O conhecimento do mercado da moda mostra, portanto, que o caso em apreço não diz respeito à proteção de um item material puro e simples, mas de uma imagem visual que carrega de forma indissociável o nome e a história da marca. Por esse motivo, aliado à produção limitada, as Birkins carregam consigo um intangível quase que imensurável, ajudando a construir a exclusividade característica do atelier francês e se traduzindo em altos valores de mercado. Na realidade, a Hermès tem nas Birkins uma das, se não a principal forma de reconhecimento no mercado, apesar de não ser uma marca exclusiva de bolsas. Olhando pela ótica do direito brasileiro, é como dizer que as Birkins representassem um alto renome para a grife francesa, assim como o tartan bege, preto, branco e vermelho da Burburry e o solado vermelho da Louboutin.

 

Um segundo ponto importante força a análise da hipótese à luz da própria razão de ser da proteção marcária.
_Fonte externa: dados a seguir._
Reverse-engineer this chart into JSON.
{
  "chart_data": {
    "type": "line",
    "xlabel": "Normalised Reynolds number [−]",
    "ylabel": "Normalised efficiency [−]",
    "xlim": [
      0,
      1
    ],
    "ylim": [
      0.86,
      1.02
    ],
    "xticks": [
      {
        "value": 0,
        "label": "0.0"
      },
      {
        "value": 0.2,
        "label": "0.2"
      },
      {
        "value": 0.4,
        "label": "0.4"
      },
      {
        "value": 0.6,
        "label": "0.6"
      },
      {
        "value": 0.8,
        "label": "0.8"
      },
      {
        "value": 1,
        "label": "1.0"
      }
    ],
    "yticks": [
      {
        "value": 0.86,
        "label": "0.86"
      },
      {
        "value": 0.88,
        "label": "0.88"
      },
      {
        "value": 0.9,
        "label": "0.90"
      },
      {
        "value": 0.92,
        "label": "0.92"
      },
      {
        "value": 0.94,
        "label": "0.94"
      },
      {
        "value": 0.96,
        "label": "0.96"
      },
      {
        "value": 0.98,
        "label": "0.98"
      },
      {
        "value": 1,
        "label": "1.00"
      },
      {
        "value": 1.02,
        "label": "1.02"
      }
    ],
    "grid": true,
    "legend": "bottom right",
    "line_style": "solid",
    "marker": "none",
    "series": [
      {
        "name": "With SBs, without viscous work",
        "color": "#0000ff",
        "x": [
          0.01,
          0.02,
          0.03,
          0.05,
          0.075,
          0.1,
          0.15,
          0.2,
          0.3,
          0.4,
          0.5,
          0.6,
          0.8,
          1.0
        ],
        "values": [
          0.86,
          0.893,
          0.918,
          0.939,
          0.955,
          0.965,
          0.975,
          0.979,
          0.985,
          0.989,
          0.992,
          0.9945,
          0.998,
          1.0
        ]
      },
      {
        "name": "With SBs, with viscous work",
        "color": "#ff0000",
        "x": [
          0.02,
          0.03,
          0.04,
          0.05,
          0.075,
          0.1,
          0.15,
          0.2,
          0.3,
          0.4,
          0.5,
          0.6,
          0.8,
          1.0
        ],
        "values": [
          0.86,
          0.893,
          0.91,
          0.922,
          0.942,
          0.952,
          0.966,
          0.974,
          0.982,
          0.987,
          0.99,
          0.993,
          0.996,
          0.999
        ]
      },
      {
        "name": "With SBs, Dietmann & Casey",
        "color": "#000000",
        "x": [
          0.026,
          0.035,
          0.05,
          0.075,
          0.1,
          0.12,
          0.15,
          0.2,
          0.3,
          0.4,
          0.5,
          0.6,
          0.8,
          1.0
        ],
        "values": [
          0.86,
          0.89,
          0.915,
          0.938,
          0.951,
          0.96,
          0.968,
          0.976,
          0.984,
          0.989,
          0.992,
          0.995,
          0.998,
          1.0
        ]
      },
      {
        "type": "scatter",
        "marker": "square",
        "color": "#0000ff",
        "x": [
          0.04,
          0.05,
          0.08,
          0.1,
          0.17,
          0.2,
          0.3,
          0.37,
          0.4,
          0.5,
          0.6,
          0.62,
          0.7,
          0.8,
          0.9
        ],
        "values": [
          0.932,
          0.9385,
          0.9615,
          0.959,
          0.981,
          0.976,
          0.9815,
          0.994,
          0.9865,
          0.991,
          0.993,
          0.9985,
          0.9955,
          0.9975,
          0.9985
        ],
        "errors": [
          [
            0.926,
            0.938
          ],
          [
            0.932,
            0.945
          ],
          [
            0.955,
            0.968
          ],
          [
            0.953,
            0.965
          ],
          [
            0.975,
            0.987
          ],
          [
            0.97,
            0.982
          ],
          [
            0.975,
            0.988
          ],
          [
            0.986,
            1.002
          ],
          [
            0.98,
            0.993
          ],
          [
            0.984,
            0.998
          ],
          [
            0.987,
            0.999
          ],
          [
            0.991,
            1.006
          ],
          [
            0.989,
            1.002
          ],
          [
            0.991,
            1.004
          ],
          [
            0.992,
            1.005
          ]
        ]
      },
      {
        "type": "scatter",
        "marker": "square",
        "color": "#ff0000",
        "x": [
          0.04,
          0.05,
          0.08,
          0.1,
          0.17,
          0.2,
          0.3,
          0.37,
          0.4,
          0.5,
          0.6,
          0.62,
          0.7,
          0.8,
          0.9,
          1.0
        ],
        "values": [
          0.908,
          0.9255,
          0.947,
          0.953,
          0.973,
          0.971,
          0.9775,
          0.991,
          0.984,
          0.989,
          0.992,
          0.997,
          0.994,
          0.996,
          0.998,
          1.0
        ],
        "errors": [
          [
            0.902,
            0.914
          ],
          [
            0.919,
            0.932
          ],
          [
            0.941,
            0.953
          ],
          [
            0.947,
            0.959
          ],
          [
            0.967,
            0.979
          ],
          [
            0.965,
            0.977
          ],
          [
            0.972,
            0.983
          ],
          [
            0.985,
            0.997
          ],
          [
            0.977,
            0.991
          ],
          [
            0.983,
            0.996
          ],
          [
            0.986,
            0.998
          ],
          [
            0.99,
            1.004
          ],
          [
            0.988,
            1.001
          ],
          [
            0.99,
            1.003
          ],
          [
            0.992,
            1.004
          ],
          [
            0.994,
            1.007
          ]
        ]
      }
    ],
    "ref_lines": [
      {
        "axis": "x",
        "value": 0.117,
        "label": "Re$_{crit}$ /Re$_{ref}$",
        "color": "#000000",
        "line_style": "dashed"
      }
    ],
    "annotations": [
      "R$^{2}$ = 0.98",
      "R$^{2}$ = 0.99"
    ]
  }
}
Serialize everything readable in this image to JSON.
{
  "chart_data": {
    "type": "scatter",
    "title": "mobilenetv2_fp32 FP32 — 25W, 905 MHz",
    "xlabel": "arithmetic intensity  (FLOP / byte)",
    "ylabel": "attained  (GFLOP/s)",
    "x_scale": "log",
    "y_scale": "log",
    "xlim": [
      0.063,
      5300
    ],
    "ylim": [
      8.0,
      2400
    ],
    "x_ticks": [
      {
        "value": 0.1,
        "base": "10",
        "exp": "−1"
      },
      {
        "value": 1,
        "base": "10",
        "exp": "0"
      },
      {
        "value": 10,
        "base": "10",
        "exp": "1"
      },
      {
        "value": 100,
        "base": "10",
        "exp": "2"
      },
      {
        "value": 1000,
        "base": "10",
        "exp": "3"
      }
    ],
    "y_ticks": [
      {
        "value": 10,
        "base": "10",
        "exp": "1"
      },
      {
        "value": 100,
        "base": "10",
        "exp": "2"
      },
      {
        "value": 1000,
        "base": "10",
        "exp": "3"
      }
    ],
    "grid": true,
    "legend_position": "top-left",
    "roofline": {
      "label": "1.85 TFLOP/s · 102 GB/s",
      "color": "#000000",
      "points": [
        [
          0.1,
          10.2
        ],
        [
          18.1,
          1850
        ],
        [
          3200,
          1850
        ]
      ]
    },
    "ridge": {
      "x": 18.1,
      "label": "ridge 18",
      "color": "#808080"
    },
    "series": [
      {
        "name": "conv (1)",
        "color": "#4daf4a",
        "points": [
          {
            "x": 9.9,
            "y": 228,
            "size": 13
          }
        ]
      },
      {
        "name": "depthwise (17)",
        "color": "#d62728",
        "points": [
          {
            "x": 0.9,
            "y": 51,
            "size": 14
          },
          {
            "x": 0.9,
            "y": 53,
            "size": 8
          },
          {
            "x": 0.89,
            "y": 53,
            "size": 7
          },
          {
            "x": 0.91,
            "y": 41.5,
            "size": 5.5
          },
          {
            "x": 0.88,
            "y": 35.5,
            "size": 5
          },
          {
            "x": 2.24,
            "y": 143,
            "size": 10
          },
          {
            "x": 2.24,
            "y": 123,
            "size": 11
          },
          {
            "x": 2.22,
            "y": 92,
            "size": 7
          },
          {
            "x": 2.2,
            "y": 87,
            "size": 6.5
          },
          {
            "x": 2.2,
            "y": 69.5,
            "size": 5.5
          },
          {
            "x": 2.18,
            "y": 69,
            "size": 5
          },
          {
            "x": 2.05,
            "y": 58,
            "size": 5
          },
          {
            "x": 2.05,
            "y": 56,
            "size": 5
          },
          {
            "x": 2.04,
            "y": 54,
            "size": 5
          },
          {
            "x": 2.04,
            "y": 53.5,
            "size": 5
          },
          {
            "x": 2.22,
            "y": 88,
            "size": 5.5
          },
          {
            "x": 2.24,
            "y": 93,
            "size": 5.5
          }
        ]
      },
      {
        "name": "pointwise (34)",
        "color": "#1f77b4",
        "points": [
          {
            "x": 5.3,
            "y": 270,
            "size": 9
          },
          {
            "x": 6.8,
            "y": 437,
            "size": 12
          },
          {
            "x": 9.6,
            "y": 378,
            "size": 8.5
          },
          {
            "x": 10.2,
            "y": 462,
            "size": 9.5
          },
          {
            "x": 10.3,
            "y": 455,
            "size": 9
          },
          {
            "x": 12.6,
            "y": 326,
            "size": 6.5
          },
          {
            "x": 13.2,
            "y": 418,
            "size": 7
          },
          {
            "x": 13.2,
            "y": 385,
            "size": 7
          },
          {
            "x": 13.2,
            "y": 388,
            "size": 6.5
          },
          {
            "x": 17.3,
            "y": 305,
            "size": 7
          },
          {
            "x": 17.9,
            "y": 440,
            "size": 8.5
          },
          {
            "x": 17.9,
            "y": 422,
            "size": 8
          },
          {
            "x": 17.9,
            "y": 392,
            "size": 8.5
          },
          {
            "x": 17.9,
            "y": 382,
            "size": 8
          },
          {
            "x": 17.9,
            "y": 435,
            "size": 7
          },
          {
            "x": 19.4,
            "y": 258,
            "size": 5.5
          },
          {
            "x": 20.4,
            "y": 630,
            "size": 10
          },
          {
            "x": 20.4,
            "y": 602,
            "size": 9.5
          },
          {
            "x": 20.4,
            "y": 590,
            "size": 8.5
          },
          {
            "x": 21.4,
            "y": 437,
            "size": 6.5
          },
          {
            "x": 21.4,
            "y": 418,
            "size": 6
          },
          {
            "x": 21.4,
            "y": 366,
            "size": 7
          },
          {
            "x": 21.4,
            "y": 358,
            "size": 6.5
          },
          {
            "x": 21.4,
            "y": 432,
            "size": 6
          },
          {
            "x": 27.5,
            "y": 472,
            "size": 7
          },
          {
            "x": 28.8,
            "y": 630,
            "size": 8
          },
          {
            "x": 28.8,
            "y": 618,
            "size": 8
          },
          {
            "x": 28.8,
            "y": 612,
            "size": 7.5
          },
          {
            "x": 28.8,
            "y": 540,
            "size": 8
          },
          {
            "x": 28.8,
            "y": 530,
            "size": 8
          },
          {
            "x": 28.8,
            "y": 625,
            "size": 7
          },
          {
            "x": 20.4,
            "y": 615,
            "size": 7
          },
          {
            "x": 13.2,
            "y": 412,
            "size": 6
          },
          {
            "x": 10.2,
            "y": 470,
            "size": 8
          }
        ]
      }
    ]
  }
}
Entre proteger os interesses do titular e coibir o desvio ilegal de clientela e o proveito econômico parasitário, a finalidade máxima do instituto é proteger os adquirentes dos produtos, uma vez que a marca registrada confere subsídios suficientes para aferir a origem e a qualidade do que os indivíduos consomem. Exatamente por isso, diversos consumidores que adquiriram as MetaBirkins alegaram ter comprado a imagem digital por acreditar estar associada à etiqueta da tão exclusiva grife francesa. Assim, a conduta de Rothschild, apesar de não violar uma marca registrada especificamente para utilização no metaverso, viola o objetivo principal de proteção aos adquirentes do produto.

 

Assim, analisando o caso sob as óticas aqui invocadas, fica claro que o designer buscou se aproveitar do prestígio e do valor carregado pelas Birkins para benefício econômico próprio. Considerando que não há qualquer distinção relevante entre a bolsa real e a imagem criada por Mason, não se vislumbra possível pensar em liberdade artística ou de criação. Na realidade, os NFTs são virtualmente cópias do design da Hermès, comercializados com base na confusão dos consumidores e com o intuito de se valer do que as Birkins realmente significam para obter ganhos financeiros vultuosos.

 

Fica claro que a interseção entre o mundo real e o metafísico não é simples, especialmente quando envolve as peculiaridades do mercado da moda. Exatamente por esse motivo, a resolução de embates envolvendo propriedade intelectual no metaverso passa por análises e conhecimentos específicos do segmento. Permitir o uso indistinto por terceiros, na realidade virtual, de marcas e designs de renome, ainda que não registrados especificamente para este fim, desvirtua a finalidade máxima da proteção marcária, além de comprometer a imagem e o espírito de empresas que passaram décadas construindo sua identidade.